Asian Writer Short Story Prize
A Done Deal
That night we spent in your hotel room in Milan, you peeled off my red suit dress, my black Vanity Fair lace, removed the silver necklace that went down to my belly – a gift from my flatmate Ayesha – and left me naked but for those patent black stilettos, which I finally let drop to the floor as you hoisted me onto the bed. I ran my hands through your floppy hair, flaxen apart from the grey at the sides, undid your shirt buttons, cast your clothes to the chair by the dresser. Your hand left my body a moment and the lights went off: the two at either side of the bed, the one at the dresser and the main one that glared down at us from the ceiling exposing the truth of the scene.
Perhaps you preferred darkness as you were conscious of yourself, but there was no need. Your body wasn’t withered in the way I’d imagined: your belly was somewhat round and your chest hair grey, but you were otherwise barely timeworn, or perhaps I chose not to notice. In the dark, your touch was heightened. So was the light of the TV you’d left on mute when we’d entered the room: for ambience, you’d said, as you poured a whiskey from the mini bar. I felt your alcohol-scented breath, your wet kiss on my lips and neck, and at the same time your whisper telling me I tasted of strawberry milkshake, or perhaps the pink champagne we’d shared earlier. You ran your hands up my arms first, then every other inch of my skin, with the authority of a feline caress.
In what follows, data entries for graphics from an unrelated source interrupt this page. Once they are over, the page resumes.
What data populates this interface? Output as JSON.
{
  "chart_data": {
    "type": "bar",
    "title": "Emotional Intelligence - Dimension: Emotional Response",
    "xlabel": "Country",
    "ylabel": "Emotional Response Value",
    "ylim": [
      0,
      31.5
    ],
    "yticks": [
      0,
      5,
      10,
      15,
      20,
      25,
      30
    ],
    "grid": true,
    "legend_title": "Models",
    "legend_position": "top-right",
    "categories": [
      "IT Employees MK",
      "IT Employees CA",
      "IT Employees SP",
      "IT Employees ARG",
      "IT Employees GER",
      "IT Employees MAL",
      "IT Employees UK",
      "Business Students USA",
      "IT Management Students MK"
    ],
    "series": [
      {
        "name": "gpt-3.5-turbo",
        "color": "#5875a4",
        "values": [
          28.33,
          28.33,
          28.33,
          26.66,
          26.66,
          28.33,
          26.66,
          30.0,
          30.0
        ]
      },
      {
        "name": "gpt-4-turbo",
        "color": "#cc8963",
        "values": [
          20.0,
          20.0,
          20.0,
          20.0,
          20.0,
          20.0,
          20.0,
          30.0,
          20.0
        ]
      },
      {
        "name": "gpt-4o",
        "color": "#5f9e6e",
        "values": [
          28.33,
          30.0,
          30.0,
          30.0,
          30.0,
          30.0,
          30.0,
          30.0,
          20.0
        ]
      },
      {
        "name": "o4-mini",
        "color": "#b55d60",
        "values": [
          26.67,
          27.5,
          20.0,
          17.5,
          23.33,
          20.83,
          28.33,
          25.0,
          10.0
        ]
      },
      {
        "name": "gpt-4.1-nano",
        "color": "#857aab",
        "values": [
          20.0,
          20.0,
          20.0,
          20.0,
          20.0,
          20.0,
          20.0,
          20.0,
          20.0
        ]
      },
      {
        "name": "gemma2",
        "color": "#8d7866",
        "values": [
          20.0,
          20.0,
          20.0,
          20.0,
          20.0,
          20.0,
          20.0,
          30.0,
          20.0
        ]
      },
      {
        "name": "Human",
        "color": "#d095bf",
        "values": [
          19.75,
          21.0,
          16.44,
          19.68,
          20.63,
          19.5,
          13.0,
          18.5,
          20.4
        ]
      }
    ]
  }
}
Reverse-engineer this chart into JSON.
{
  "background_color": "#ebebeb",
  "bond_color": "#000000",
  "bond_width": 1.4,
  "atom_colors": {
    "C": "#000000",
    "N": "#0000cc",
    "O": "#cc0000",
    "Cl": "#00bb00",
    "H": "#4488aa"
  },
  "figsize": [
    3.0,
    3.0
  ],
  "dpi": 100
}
A phone vibrated against the hard glass of the bedside table on my side. I thought it was mine at first – Ayesha calling to talk about her date with Kamran. Kamran, the dentist she’d been introduced to by her parents and had been emailing. It wasn’t my phone though; it was yours. You scrambled for it over my body in the dark; said you had better respond in case it was the client we’d had dinner with. As you held it to your ear, I listened carefully in case it was a woman’s voice. How was your journey, darling? I imagined it would say, crimson lining the withered lips by the receiver. Instead I heard the monotones of our colleague, Ron, asking what time we should convene for breakfast. You cleared your throat and lied; told him you had an early morning meeting so we should meet straight at Linate, at the All ‘Italia desk. I studied his every cadence, in case it gave away that he suspected something to be awry. I pictured him smoking a cigarette alone downstairs where the creak of rickety trams echoed though the piazza like a bad dream. As you hung up, we both rolled around in laughter at the thought of what we’d hidden from him.